Читаем Забытый фашизм: Ионеско, Элиаде, Чоран полностью

Постепенное возвращение Ионеско к двум его бывшим товарищам по Молодому поколению, вероятно, не покажется странным, если вспомнить, как он сам вышел из ситуации со своим вишистским прошлым. Здесь, может быть, и следует искать ключ к этому загадочному примирению. Конечно, три наших героя, в общем неразлучные, часто ссорились. Чоран вместе с Ионеско негодовал по поводу интриг четы Элиаде, которые мстили, объясняя Ионеско, что Чоран злословит в его адрес. И Ионеско пишет Чорану письмо, полное оскорблений, обвиняя его в том, что тот «всего лишь литератор». Один из этой троицы постоянно утверждал в отношении двух других, что им больше нечего сказать друг другу, завидуя издательскому успеху их книг; что же касается Чорана, он не лишал себя удовольствия, в зависимости от ситуации, шепнуть на ушко то одному, то другому французскому философу по поводу историка религий: «Элиаде — совсем не такой, как вы думаете!» Но эти легкие размолвки постоянно кончались примирением: «Писательские раздоры — это как шлюхи, работающие в одном квартале», — скажет однажды Чоран, в конце жизни ставший для Ионеско чем-то вроде нянюшки и конфидента. Они перезванивались каждый день. У академика порой создается впечатление, что о нем слишком мало говорят. Чоран его разубеждает: «Ну что тебе еще надо? Ты же самый знаменитый человек на свете...»[1058] В ответ, когда речь заходит о Железной гвардии и о том «интеллектуальном стыде», который Чоран испытывает за то, «что дал ей себя соблазнить», автор «Носорога» отпускает ему все грехи. Ионеско говорит, что «это пошло», потому что движение «было совершенно безумным»[1059].

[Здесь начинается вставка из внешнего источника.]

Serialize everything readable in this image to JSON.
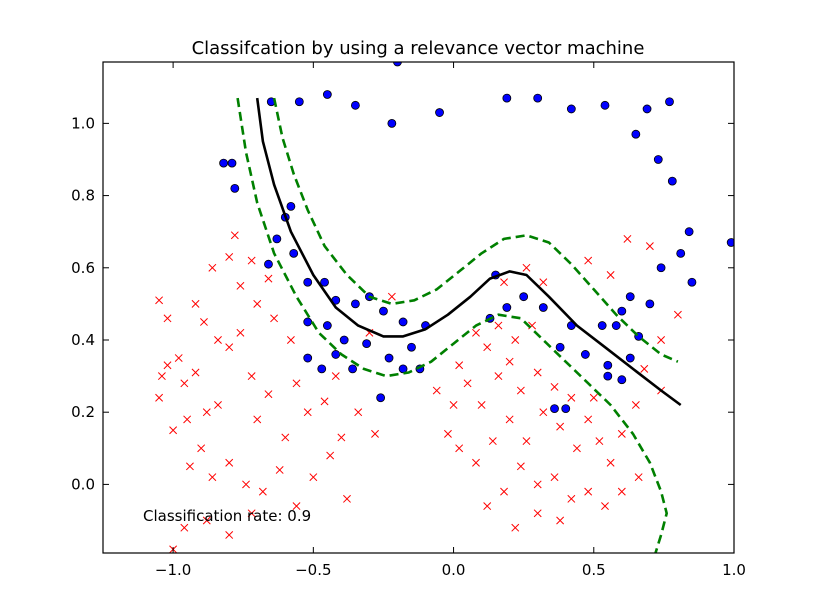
{
  "chart_data": {
    "type": "scatter",
    "title": "Classifcation by using a relevance vector machine",
    "xlabel": "",
    "ylabel": "",
    "xlim": [
      -1.25,
      1.0
    ],
    "ylim": [
      -0.19,
      1.17
    ],
    "x_ticks": [
      -1.0,
      -0.5,
      0.0,
      0.5,
      1.0
    ],
    "x_tick_labels": [
      "−1.0",
      "−0.5",
      "0.0",
      "0.5",
      "1.0"
    ],
    "y_ticks": [
      0.0,
      0.2,
      0.4,
      0.6,
      0.8,
      1.0
    ],
    "y_tick_labels": [
      "0.0",
      "0.2",
      "0.4",
      "0.6",
      "0.8",
      "1.0"
    ],
    "grid": false,
    "annotation": "Classification rate: 0.9",
    "colors": {
      "class_circle": "#0000ff",
      "class_cross": "#ff0000",
      "decision_boundary": "#000000",
      "margin_lines": "#008000"
    },
    "series": [
      {
        "marker": "circle",
        "color": "#0000ff",
        "points": [
          [
            -0.82,
            0.89
          ],
          [
            -0.79,
            0.89
          ],
          [
            -0.78,
            0.82
          ],
          [
            -0.65,
            1.06
          ],
          [
            -0.55,
            1.06
          ],
          [
            -0.45,
            1.08
          ],
          [
            -0.35,
            1.05
          ],
          [
            -0.22,
            1.0
          ],
          [
            -0.2,
            1.17
          ],
          [
            -0.05,
            1.03
          ],
          [
            0.19,
            1.07
          ],
          [
            0.3,
            1.07
          ],
          [
            0.42,
            1.04
          ],
          [
            0.54,
            1.05
          ],
          [
            0.69,
            1.04
          ],
          [
            0.77,
            1.06
          ],
          [
            0.65,
            0.97
          ],
          [
            0.73,
            0.9
          ],
          [
            0.78,
            0.84
          ],
          [
            0.84,
            0.7
          ],
          [
            0.99,
            0.67
          ],
          [
            0.81,
            0.64
          ],
          [
            0.85,
            0.56
          ],
          [
            0.74,
            0.6
          ],
          [
            -0.6,
            0.74
          ],
          [
            -0.58,
            0.77
          ],
          [
            -0.63,
            0.68
          ],
          [
            -0.66,
            0.61
          ],
          [
            -0.57,
            0.64
          ],
          [
            -0.52,
            0.56
          ],
          [
            -0.46,
            0.56
          ],
          [
            -0.42,
            0.51
          ],
          [
            -0.35,
            0.5
          ],
          [
            -0.3,
            0.52
          ],
          [
            -0.25,
            0.48
          ],
          [
            -0.18,
            0.45
          ],
          [
            -0.1,
            0.44
          ],
          [
            -0.52,
            0.45
          ],
          [
            -0.45,
            0.44
          ],
          [
            -0.39,
            0.4
          ],
          [
            -0.31,
            0.39
          ],
          [
            -0.23,
            0.35
          ],
          [
            -0.15,
            0.38
          ],
          [
            -0.52,
            0.35
          ],
          [
            -0.42,
            0.36
          ],
          [
            -0.47,
            0.32
          ],
          [
            -0.36,
            0.32
          ],
          [
            -0.26,
            0.24
          ],
          [
            -0.18,
            0.32
          ],
          [
            -0.12,
            0.32
          ],
          [
            0.13,
            0.46
          ],
          [
            0.19,
            0.49
          ],
          [
            0.15,
            0.58
          ],
          [
            0.25,
            0.52
          ],
          [
            0.32,
            0.49
          ],
          [
            0.42,
            0.44
          ],
          [
            0.53,
            0.44
          ],
          [
            0.58,
            0.44
          ],
          [
            0.66,
            0.41
          ],
          [
            0.38,
            0.38
          ],
          [
            0.47,
            0.36
          ],
          [
            0.55,
            0.33
          ],
          [
            0.63,
            0.35
          ],
          [
            0.6,
            0.29
          ],
          [
            0.55,
            0.3
          ],
          [
            0.4,
            0.21
          ],
          [
            0.36,
            0.21
          ],
          [
            0.7,
            0.5
          ],
          [
            0.63,
            0.52
          ],
          [
            0.6,
            0.48
          ]
        ]
      },
      {
        "marker": "x",
        "color": "#ff0000",
        "points": [
          [
            -1.05,
            0.51
          ],
          [
            -1.02,
            0.46
          ],
          [
            -0.98,
            0.35
          ],
          [
            -1.02,
            0.33
          ],
          [
            -0.96,
            0.28
          ],
          [
            -0.92,
            0.31
          ],
          [
            -0.88,
            0.2
          ],
          [
            -1.0,
            0.15
          ],
          [
            -0.95,
            0.18
          ],
          [
            -0.9,
            0.1
          ],
          [
            -0.84,
            0.22
          ],
          [
            -0.8,
            0.38
          ],
          [
            -0.76,
            0.42
          ],
          [
            -0.72,
            0.3
          ],
          [
            -0.66,
            0.25
          ],
          [
            -0.7,
            0.18
          ],
          [
            -0.6,
            0.13
          ],
          [
            -0.56,
            0.28
          ],
          [
            -0.52,
            0.2
          ],
          [
            -0.46,
            0.23
          ],
          [
            -0.4,
            0.13
          ],
          [
            -0.86,
            0.6
          ],
          [
            -0.8,
            0.63
          ],
          [
            -0.76,
            0.55
          ],
          [
            -0.7,
            0.5
          ],
          [
            -0.64,
            0.46
          ],
          [
            -0.58,
            0.4
          ],
          [
            -0.92,
            0.5
          ],
          [
            -0.89,
            0.45
          ],
          [
            -0.84,
            0.4
          ],
          [
            -0.94,
            0.05
          ],
          [
            -0.86,
            0.02
          ],
          [
            -0.8,
            0.06
          ],
          [
            -0.74,
            0.0
          ],
          [
            -0.68,
            -0.02
          ],
          [
            -0.62,
            0.04
          ],
          [
            -0.56,
            -0.06
          ],
          [
            -0.5,
            0.02
          ],
          [
            -0.44,
            0.08
          ],
          [
            -0.38,
            -0.04
          ],
          [
            -0.96,
            -0.12
          ],
          [
            -0.88,
            -0.1
          ],
          [
            -0.8,
            -0.14
          ],
          [
            -0.72,
            -0.08
          ],
          [
            -1.0,
            -0.18
          ],
          [
            -0.78,
            0.69
          ],
          [
            -0.72,
            0.62
          ],
          [
            -0.66,
            0.57
          ],
          [
            -1.05,
            0.24
          ],
          [
            -1.04,
            0.3
          ],
          [
            0.02,
            0.33
          ],
          [
            0.08,
            0.42
          ],
          [
            0.12,
            0.38
          ],
          [
            0.05,
            0.28
          ],
          [
            0.1,
            0.22
          ],
          [
            0.16,
            0.3
          ],
          [
            0.2,
            0.34
          ],
          [
            0.24,
            0.26
          ],
          [
            0.3,
            0.31
          ],
          [
            0.36,
            0.27
          ],
          [
            0.42,
            0.24
          ],
          [
            0.48,
            0.18
          ],
          [
            0.52,
            0.12
          ],
          [
            0.56,
            0.06
          ],
          [
            0.6,
            0.14
          ],
          [
            0.65,
            0.22
          ],
          [
            0.5,
            0.24
          ],
          [
            0.44,
            0.1
          ],
          [
            0.38,
            0.16
          ],
          [
            0.32,
            0.2
          ],
          [
            0.26,
            0.12
          ],
          [
            0.2,
            0.18
          ],
          [
            0.14,
            0.12
          ],
          [
            0.08,
            0.06
          ],
          [
            0.02,
            0.1
          ],
          [
            -0.02,
            0.14
          ],
          [
            0.0,
            0.22
          ],
          [
            -0.06,
            0.26
          ],
          [
            0.24,
            0.05
          ],
          [
            0.3,
            0.0
          ],
          [
            0.36,
            0.02
          ],
          [
            0.42,
            -0.04
          ],
          [
            0.48,
            -0.02
          ],
          [
            0.54,
            -0.06
          ],
          [
            0.6,
            -0.02
          ],
          [
            0.66,
            0.02
          ],
          [
            0.18,
            -0.02
          ],
          [
            0.12,
            -0.06
          ],
          [
            0.22,
            -0.12
          ],
          [
            0.3,
            -0.08
          ],
          [
            0.38,
            -0.1
          ],
          [
            0.16,
            0.44
          ],
          [
            0.22,
            0.4
          ],
          [
            0.28,
            0.44
          ],
          [
            0.18,
            0.56
          ],
          [
            0.26,
            0.6
          ],
          [
            0.32,
            0.56
          ],
          [
            0.48,
            0.62
          ],
          [
            0.56,
            0.58
          ],
          [
            0.62,
            0.68
          ],
          [
            0.7,
            0.66
          ],
          [
            0.8,
            0.47
          ],
          [
            0.74,
            0.4
          ],
          [
            0.68,
            0.32
          ],
          [
            0.74,
            0.26
          ],
          [
            -0.22,
            0.52
          ],
          [
            -0.3,
            0.42
          ],
          [
            -0.42,
            0.3
          ],
          [
            -0.34,
            0.2
          ],
          [
            -0.28,
            0.14
          ]
        ]
      }
    ],
    "decision_boundary": {
      "style": "solid",
      "color": "#000000",
      "points": [
        [
          -0.7,
          1.07
        ],
        [
          -0.68,
          0.95
        ],
        [
          -0.64,
          0.83
        ],
        [
          -0.58,
          0.7
        ],
        [
          -0.5,
          0.58
        ],
        [
          -0.42,
          0.49
        ],
        [
          -0.34,
          0.44
        ],
        [
          -0.25,
          0.41
        ],
        [
          -0.18,
          0.41
        ],
        [
          -0.1,
          0.43
        ],
        [
          -0.02,
          0.47
        ],
        [
          0.06,
          0.52
        ],
        [
          0.13,
          0.57
        ],
        [
          0.2,
          0.59
        ],
        [
          0.26,
          0.58
        ],
        [
          0.34,
          0.52
        ],
        [
          0.44,
          0.44
        ],
        [
          0.54,
          0.38
        ],
        [
          0.64,
          0.32
        ],
        [
          0.74,
          0.26
        ],
        [
          0.81,
          0.22
        ]
      ]
    },
    "margin_lines": [
      {
        "style": "dashed",
        "color": "#008000",
        "points": [
          [
            -0.77,
            1.07
          ],
          [
            -0.74,
            0.92
          ],
          [
            -0.7,
            0.78
          ],
          [
            -0.64,
            0.64
          ],
          [
            -0.56,
            0.52
          ],
          [
            -0.48,
            0.42
          ],
          [
            -0.4,
            0.36
          ],
          [
            -0.32,
            0.32
          ],
          [
            -0.24,
            0.3
          ],
          [
            -0.16,
            0.31
          ],
          [
            -0.08,
            0.34
          ],
          [
            0.0,
            0.39
          ],
          [
            0.08,
            0.44
          ],
          [
            0.16,
            0.47
          ],
          [
            0.24,
            0.46
          ],
          [
            0.32,
            0.4
          ],
          [
            0.4,
            0.34
          ],
          [
            0.48,
            0.28
          ],
          [
            0.56,
            0.22
          ],
          [
            0.64,
            0.14
          ],
          [
            0.7,
            0.06
          ],
          [
            0.74,
            -0.02
          ],
          [
            0.76,
            -0.08
          ],
          [
            0.74,
            -0.14
          ],
          [
            0.72,
            -0.19
          ]
        ]
      },
      {
        "style": "dashed",
        "color": "#008000",
        "points": [
          [
            -0.64,
            1.07
          ],
          [
            -0.61,
            0.96
          ],
          [
            -0.57,
            0.86
          ],
          [
            -0.52,
            0.76
          ],
          [
            -0.46,
            0.66
          ],
          [
            -0.38,
            0.58
          ],
          [
            -0.3,
            0.52
          ],
          [
            -0.22,
            0.5
          ],
          [
            -0.14,
            0.51
          ],
          [
            -0.06,
            0.54
          ],
          [
            0.02,
            0.59
          ],
          [
            0.1,
            0.64
          ],
          [
            0.18,
            0.68
          ],
          [
            0.26,
            0.69
          ],
          [
            0.34,
            0.67
          ],
          [
            0.42,
            0.61
          ],
          [
            0.5,
            0.54
          ],
          [
            0.58,
            0.47
          ],
          [
            0.66,
            0.41
          ],
          [
            0.74,
            0.36
          ],
          [
            0.8,
            0.34
          ]
        ]
      }
    ]
  }
}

Им удалось сделать так, чтобы родиться в начале века, причем так, что друг от друга их отделяло каждый раз по два года. И в смерти они следовали друг за другом, как это было нормально для трех столь тесно связанных судеб. Элиаде не стало в 1986 г., Ионеско — в 1994-м, Чорана — в 1995-м. Выходя из румынской православной церкви на улице Сен-Жан-де-Бове после отпевания Элиаде, которое происходило спустя несколько дней после того, как его похоронили в Чикаго, Ионеско, с трудом шедший, опираясь на руку своей дочери Мари-Франс, грустно улыбаясь, удрученно сказал по-румынски: «Теперь наш черед».

Заключение

ПОЧЕМУ ТРИ ЭТИ ЛИТЕРАТУРНЫЕ СУДЬБЫ НАС КАСАЮТСЯ

Если считать, что XX век был веком интеллектуалов, Эмил Чоран, Мирча Элиаде и Эжен Ионеско пересекли его как некие символические пассажиры — одновременно в географическом плане, с Востока на Запад, и политически — от фашизма к коммунизму. Это означает, что история их жизни в Румынии, в сочетании с историей той гигантской работы в области теории и стилистики, которую они провели после 1945 г., чтобы стереть следы первой, перемещает нас далеко за пределы того далекого уголка Балкан, которым представляется отсюда их родина.

Слишком часто забывают, что этот век был еще и столетием восточноевропейских интеллектуалов. Эта книга пишется в тот момент, когда Румыния, Польша, Венгрия, готовятся стать частью Европы. Хотелось бы, чтобы ее написание могло изменить сложившийся взгляд на историю Восточной Европы и ее элит как на другую историю. Творческие пути восточноевропейских и западноевропейских интеллектуалов постоянно пересекались, в том числе и через преломление в нашем культурном и политическом пространстве тех драм и перемен, которые они переживали. Достаточно вспомнить в этой связи о Чеславе Милоше, Лешеке Колаковском, Артуре Кестлере, Яне Паточке, Дьерде Лукаше, Пауле Челане и многих, многих других. От националистических движений 1920—1930-х годов через героические времена диссидентов до «странной посткоммунистической эпохи»[1060], современниками которой мы являемся, — метаморфозы, переживаемые образом этой второй Европой прямо в лоне нашей, первой Европы, не выпадают из нашей истории; напротив, они — ее неотъемлемая часть. Обе половины Европы не перестают протягивать друг другу зеркало. И хотя оно часто небеспристрастно и искажает то, что показывает, оно помогло все же изменить взгляд, который мы обращаем на самих себя[1061]. Говорить так — одновременно означает напоминать, что «восточноевропейский вопрос» в течение более чем столетия представляет отражение той же проблемы, с которой сложившиеся нации сталкиваются и сами: это проблема понимания нами, жителями Запада, собственной идентичности, понимания нашего будущего, смысла нашего существования и нашей грядущей политической жизни.